A Acnur afirma que "as tensões continuam altas em Moria", após protestos dos migrantes. No último domingo (29/09) um incêndio acabou matando uma mulher e houve confrontos com a polícia.

Em Samos, o centro de recepção Vathy abriga oito vezes sua capacidade. Em Kos, 3 mil pessoas estão vivendo em um local com capacidade para 700.

Segundo a Acnur, "são necessárias medidas urgentes", como acelerar os planos de transferência de mais de 5 mil solicitantes de asilo já autorizados e criação de novos locais de acomodação. 
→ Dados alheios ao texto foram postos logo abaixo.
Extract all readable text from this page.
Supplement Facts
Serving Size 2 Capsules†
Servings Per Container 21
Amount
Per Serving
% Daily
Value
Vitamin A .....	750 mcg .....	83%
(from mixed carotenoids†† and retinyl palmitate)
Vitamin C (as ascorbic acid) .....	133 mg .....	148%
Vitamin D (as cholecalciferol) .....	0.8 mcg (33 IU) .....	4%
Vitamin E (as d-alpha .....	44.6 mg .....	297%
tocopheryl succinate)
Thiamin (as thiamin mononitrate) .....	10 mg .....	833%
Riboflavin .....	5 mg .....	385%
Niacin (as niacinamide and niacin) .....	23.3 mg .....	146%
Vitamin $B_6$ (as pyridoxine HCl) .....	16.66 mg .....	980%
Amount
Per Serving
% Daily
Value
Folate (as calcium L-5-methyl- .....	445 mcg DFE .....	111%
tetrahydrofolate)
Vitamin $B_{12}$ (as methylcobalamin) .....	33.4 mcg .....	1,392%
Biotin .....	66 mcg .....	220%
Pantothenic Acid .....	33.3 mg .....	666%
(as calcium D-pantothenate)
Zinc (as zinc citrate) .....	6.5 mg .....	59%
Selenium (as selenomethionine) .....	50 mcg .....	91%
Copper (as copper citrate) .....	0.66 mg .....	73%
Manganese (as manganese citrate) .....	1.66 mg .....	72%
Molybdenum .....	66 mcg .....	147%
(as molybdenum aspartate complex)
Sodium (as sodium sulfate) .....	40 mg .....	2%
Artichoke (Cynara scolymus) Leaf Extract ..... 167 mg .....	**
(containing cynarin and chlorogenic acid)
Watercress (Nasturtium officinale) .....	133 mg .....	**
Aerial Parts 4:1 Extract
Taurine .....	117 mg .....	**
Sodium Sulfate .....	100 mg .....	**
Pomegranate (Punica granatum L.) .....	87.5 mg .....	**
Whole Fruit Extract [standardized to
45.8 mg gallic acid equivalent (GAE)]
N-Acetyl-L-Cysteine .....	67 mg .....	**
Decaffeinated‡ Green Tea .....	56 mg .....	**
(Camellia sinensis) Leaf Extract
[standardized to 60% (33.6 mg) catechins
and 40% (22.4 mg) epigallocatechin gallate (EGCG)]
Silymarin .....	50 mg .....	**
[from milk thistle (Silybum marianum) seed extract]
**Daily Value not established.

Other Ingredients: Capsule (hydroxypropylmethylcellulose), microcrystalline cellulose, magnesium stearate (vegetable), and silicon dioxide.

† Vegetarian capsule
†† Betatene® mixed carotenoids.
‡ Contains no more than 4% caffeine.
A agência da ONU também alerta para a "situação difícil das crianças desacompanhadas". Existem mais de 4,4 mil menores nessa situação e apenas 25% está em um abrigo apropriado para a idade.

Líbia

Na Líbia, a OIM continua pedindo o encerramento do centro de detenção de Tajoura, onde 53 migrantes morreram em junho durante um ataque aéreo.

O chefe da missão da OIM na Líbia, Federico Soda, disse que os planos do governo para fechar este e outros dois centros são bem-vindos, mas "precisam ser concretizados para evitar que tragédias aconteçam novamente".

Em 2019, mais de 6,2 mil migrantes foram resgatados no mar e retornados à Líbia. Muitos foram colocados em detenção arbitrária e outros foram libertados em áreas onde perdura o conflito armado. Segundo a OIM, mais de 100 mil migrantes no país permanecem vulneráveis, correndo o risco de sequestro e tráfico.